One end of a light spring of natural length d and spring constant K is fixed on a rigid wall and the other is fixed to a smooth ring of mass m which can be slide without friction in a vertical rod fixed at a distance d from the wall. Initially the spring makes an angles of ${37}^0$ with the horizontal as shown in figure. When the system is released from rest, find the speed of the ring when the spring becomes horizontal [sin${37}^0$ = 3/5]

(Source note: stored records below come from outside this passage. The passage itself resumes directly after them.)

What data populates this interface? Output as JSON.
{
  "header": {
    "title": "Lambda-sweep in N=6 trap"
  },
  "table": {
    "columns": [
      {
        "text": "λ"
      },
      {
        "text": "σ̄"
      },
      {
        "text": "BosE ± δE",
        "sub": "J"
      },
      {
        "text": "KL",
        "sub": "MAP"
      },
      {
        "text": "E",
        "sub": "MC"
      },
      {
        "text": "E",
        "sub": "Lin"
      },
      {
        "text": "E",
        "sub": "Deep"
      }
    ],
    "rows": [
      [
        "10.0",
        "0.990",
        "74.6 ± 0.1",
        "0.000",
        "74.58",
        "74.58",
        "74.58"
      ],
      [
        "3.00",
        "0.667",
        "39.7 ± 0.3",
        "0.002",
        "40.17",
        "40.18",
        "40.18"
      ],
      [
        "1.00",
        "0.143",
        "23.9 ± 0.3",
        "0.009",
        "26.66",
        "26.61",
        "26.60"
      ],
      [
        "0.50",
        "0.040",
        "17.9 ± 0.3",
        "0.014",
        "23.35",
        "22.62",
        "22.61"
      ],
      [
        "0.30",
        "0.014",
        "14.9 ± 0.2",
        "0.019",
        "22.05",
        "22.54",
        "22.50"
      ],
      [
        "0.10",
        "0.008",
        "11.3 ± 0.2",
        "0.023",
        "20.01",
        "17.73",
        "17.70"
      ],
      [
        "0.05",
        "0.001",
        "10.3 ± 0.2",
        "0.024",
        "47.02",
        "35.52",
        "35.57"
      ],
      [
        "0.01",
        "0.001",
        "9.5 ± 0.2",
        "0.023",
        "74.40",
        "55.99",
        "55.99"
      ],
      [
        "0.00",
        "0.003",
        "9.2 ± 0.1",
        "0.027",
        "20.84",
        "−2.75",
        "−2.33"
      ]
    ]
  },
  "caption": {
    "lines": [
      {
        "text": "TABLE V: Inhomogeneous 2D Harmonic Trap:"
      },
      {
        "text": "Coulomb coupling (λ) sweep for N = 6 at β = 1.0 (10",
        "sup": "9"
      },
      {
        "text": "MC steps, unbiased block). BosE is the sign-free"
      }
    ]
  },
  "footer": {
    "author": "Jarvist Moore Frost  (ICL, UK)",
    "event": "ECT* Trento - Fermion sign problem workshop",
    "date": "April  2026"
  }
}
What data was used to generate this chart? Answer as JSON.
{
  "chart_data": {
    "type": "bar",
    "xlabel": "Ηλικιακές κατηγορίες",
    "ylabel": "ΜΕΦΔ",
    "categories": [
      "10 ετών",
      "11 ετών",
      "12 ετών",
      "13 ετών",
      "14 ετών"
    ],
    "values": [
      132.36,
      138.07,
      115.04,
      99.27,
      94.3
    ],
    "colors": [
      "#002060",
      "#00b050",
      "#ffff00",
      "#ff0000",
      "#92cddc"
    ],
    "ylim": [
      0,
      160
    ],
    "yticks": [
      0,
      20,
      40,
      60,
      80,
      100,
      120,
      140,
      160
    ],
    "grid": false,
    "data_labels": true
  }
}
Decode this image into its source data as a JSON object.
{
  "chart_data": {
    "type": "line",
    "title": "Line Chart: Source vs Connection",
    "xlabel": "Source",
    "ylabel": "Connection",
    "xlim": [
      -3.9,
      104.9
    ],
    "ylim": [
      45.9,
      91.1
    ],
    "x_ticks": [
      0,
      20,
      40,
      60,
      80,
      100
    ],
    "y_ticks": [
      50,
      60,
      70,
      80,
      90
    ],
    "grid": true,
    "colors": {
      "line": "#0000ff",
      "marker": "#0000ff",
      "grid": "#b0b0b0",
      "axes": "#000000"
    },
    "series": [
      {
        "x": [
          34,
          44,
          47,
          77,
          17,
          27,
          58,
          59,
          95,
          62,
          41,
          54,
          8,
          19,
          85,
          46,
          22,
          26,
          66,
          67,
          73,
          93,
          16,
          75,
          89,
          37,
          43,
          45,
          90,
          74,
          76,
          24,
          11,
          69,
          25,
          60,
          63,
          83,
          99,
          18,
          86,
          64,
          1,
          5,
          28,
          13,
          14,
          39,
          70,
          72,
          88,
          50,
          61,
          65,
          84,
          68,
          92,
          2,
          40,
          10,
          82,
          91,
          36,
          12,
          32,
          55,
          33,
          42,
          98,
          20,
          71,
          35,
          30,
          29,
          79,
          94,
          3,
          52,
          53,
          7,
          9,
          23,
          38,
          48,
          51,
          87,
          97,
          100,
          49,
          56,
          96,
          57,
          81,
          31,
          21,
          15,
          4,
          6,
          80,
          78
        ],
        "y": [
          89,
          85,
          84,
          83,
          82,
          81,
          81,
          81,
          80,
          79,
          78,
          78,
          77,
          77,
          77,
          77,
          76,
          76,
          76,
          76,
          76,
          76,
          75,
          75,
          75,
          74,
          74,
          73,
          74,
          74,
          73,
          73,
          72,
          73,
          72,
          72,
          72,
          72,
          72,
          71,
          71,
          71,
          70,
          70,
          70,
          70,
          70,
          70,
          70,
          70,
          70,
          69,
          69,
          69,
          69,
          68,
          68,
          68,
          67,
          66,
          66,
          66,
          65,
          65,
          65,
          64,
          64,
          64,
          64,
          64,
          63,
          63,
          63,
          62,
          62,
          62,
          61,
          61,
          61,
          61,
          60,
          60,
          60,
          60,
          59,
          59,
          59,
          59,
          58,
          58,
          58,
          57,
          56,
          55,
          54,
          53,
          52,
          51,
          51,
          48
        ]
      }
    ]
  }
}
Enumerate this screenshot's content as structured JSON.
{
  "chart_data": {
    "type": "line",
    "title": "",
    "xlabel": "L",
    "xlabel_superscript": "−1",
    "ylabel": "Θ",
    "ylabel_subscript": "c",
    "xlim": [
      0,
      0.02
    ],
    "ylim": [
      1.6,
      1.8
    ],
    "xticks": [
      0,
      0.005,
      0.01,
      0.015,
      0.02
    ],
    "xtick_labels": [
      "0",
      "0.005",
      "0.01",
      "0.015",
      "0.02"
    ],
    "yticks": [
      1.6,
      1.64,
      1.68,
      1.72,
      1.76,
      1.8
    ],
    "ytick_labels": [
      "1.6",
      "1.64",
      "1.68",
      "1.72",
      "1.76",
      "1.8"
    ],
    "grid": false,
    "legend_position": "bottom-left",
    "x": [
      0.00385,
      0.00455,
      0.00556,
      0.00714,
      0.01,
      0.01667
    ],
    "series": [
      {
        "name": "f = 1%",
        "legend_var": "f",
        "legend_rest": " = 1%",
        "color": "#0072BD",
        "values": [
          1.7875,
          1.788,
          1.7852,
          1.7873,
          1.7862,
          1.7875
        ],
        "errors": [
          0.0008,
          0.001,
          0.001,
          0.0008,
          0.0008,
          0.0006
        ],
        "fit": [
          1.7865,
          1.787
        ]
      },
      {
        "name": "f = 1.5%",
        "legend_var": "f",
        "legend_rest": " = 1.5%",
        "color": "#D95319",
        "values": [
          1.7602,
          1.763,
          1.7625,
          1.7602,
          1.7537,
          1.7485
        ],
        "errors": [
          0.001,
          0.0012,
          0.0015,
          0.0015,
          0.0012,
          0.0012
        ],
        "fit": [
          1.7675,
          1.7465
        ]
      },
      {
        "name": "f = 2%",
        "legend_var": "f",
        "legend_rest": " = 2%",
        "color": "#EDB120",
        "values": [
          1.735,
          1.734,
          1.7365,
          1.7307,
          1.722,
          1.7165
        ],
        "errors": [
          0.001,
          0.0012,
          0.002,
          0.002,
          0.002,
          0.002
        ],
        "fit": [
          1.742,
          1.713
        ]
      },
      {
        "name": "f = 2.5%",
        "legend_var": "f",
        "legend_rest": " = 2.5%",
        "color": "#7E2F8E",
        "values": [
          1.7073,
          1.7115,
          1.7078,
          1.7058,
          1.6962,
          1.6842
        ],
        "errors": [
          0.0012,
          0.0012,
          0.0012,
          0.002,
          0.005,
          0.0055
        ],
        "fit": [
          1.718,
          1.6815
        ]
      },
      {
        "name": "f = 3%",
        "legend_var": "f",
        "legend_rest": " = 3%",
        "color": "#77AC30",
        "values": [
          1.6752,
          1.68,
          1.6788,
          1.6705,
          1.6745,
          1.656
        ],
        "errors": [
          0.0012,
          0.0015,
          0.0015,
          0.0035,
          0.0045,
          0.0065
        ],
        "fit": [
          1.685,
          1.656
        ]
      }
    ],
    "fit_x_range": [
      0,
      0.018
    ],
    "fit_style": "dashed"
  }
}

• A. $\frac{h}{12}\sqrt{\frac{K}{m}}$
• B. $\frac{h}{6}\sqrt{\frac{K}{m}}$
  
• C. $\frac{h}{4}\sqrt{\frac{K}{m}}$
• D. None of these

Answer 1

The correct option is C $\frac{h}{4}\sqrt{\frac{K}{m}}$

Given, $\theta ={37}^0$

Here, l=h= natural length.

Let velocity when the spring is vertical be 'v'.

$cos{37}^0$= $\frac{BC}{AC}=0.8=\frac{4}{5}$

AC= (h+x) Where x=$\frac{5h}{4}(as,BC=h)$

So, $\frac{5h}{4}-hx=\frac{h}{4}$

From work energy principle, $\frac{1}{2}k{x}^2=\frac{1}{2}m{v}^2$

$v=x\sqrt{\frac{K}{m}}=\frac{h}{4}\sqrt{\frac{K}{m}}$